Moshe Carmel (משה כרמל; 17 January 1911 – 14 August 2003) was an Israeli Major-General and politician who served as Minister of Transportation for eight years.

==Biography==
Born in Mińsk Mazowiecki in the Russian Empire (today in Poland), Carmel emigrated to Mandate Palestine in 1924 when he was 13 years old. He was a founding member of kibbutz Na'an, and was active in the HaNoar HaOved VeHaLomed youth movement. Between 1939 and 1941 he was imprisoned by the British authorities. During the 1948 Palestine war, he was commander of the Carmeli Brigade, participating in the Battle of Haifa and Operation Hiram.

He was elected to the third Knesset in 1955 as a member of Ahdut HaAvoda and was appointed Minister of Transportation. On 28 September 1956 he flew to Paris with Moshe Dayan, Shimon Peres and Golda Meir where they had meetings with French Foreign Minister Christian Pineau. The purpose of the meetings was 'to clarify ... the possibilities of joint action against Egypt'.

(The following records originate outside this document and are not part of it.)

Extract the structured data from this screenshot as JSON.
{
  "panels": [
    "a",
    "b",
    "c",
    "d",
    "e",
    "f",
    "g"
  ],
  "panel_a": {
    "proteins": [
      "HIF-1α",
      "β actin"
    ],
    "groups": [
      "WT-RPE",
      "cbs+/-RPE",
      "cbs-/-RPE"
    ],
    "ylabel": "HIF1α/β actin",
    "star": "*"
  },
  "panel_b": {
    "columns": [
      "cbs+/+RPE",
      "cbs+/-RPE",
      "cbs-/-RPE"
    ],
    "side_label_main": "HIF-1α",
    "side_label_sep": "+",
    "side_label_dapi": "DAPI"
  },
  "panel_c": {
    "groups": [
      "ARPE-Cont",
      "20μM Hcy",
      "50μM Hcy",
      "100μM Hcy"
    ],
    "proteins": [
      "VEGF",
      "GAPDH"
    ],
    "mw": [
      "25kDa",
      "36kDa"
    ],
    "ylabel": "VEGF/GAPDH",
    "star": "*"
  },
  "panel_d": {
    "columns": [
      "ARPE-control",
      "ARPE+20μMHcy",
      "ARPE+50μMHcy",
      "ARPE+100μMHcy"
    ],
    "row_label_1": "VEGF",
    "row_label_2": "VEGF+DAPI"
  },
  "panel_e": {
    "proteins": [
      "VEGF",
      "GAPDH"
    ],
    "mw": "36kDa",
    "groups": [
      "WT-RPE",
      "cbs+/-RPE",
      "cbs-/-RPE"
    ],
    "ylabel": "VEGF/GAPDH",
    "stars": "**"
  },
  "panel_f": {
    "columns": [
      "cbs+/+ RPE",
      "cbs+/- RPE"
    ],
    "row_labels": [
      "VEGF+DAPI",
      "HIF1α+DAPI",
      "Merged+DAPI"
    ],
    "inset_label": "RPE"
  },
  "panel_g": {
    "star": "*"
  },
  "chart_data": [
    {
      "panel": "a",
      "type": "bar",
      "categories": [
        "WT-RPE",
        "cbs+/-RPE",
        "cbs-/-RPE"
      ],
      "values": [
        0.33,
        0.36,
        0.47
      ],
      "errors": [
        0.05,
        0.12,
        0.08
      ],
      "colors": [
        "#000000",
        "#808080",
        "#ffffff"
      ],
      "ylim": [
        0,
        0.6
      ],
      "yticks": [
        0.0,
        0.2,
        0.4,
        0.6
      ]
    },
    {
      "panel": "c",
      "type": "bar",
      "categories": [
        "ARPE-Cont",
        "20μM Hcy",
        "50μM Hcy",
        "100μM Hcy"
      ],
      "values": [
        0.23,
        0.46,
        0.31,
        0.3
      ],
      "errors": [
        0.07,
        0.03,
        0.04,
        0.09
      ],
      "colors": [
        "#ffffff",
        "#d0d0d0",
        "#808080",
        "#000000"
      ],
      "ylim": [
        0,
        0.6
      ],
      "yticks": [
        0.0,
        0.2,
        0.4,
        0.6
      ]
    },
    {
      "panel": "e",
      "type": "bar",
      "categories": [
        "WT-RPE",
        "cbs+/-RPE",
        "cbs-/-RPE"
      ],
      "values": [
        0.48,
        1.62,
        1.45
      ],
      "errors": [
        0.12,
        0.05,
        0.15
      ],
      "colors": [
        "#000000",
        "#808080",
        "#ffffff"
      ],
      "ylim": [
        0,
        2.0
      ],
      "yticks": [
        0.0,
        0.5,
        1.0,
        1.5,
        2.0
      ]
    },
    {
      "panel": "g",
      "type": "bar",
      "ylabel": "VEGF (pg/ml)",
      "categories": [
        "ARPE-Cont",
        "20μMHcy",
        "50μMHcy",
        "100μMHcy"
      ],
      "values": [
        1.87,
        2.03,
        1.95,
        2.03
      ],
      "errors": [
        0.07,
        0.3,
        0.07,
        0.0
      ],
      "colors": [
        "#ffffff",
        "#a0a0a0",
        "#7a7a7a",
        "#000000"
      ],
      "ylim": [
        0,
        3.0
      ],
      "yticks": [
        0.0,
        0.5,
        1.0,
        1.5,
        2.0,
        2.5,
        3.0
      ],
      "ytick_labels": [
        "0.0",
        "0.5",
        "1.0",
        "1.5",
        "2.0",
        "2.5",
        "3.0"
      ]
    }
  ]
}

On 29 October 1957 he suffered a broken arm after a Mills grenade was thrown into the debating chamber of the Knesset. David Ben-Gurion and Golda Meir were also injured. The attack was carried out by Moshe Dwek, whose motives were attributed to a dispute with the Jewish Agency, though he was also described as 'mentally unbalanced'. He retained his seat in the 1959 and 1961 elections, and was reappointed Minister of Transportation towards the end of the fifth Knesset in 1965. When Ahdut HaAvoda merged with Mapai to form the Alignment, Carmel joined the new party and retained his ministerial post in the sixth Knesset.

Carmel remained a Knesset member until 1977, and published two books; Northern Campaigns (1949) and Between the Walls (1965). He died in 2003 at the age of 92.